I tried my "trick" that I've done with TinyXML to correct the strings and it seem to work also with IRRXml. My primary interest is to at least have
accented characters working (LATIN1 would be fine). So I will have something while Irrlicht support that fully. (By the way, great work on this! I just hope the DEVs will add theses into Irrlicht one day..)
As for my "trick", I will have to check how the string come out on Linux as the Irrlicht string will surely be different on that platform as on Windows. My sources is UTF8 xml files. Thanks Nalin.
If you're curious here what I've done:
- cpp Code: Select all
core::stringw winconvert(core::stringw str)
// Convert accents from loaded XML files (irrXML)

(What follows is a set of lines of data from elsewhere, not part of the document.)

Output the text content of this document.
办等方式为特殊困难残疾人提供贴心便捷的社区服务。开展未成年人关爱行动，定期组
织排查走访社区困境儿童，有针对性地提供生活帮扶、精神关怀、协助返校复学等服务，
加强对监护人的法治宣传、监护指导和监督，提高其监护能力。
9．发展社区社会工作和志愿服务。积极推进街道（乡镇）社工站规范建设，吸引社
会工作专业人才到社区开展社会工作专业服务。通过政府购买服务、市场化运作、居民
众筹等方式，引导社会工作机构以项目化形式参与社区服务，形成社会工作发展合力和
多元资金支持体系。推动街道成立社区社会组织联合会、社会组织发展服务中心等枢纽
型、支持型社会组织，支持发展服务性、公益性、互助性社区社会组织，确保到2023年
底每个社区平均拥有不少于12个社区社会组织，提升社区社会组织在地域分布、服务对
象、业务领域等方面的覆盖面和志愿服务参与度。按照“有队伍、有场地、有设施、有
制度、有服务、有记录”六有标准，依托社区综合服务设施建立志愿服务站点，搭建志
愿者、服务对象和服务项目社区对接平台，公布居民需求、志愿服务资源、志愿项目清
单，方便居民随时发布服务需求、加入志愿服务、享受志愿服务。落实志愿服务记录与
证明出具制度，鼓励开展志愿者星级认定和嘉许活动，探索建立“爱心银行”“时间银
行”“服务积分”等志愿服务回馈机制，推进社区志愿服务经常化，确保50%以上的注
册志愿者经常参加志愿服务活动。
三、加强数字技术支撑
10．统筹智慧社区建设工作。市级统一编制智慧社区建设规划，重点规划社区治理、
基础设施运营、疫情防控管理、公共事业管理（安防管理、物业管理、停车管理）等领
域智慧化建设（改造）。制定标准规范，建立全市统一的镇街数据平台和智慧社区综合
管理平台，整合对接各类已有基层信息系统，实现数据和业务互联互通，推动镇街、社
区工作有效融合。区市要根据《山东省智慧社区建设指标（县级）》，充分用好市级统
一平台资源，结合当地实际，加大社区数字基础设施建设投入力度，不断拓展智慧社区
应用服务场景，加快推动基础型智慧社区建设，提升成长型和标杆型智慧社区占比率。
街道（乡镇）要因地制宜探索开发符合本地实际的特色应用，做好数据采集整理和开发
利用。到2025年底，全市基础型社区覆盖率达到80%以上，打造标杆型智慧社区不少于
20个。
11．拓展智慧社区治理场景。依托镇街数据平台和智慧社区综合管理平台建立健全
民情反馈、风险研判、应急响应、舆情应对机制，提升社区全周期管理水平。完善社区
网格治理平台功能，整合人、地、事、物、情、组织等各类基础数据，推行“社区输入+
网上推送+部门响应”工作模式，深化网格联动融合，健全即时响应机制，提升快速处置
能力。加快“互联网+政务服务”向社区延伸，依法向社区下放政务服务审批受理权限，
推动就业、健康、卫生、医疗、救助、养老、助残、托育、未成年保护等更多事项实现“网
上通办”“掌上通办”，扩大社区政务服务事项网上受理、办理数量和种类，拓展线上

// WARNING: Tested only on windows
// might not work on Linux or other platform.
{
bool debug = false;
core::stringw textline = L"";
core::stringw text = L"";
u32 base = 0;
char test2 = ' ';
for (u32 a=0; a<str.size(); a++)
{
// Get the character first
text = str.subString(a,1);
// Then check this character directly (convert to unsigned 32bit)
base=(u32)text[0];
if (base<256) // Standard characters
{
textline+=text;
}
// All characters after 256 are ignored except thoses
// Character higher are re-aligned from the offset to match LATIN1
// Reference to the table is here:
// http://www.utf8-chartable.de/unicode-utf8-table.pl
const u32 offset=65216;
core::stringw replace = L" ";
if ((base>255) && ((base-offset)<255))
{
replace[0]=(base-offset);
textline+=replace;
}
}
return textline;
}
Then when I want to "convert" the irrXML string to a valid Irrlicht stringw:
(Here getting the stringw into "description" and sending it to a listbox for verification):
- cpp Code: Select all
description = xml->getAttributeValue("description");
list->addItem(winconvert(description).c_str());
Please note that not all of the accented characters are "parsed" as this was only used to test. I think there could be an even better way to get this, but I have to know how Irrlicht string table is build (is it matching the Ascii Latin1 table?). If it's matching I could simply put the "resulting number from the offset" and convert it to ascii back into the string. Right now I'm checking PER character and I think it work fine but not hyper efficient.
EDIT:Cleaned the code having found a better way to get the proper LATIN1 characters. The character is then replaced in the string.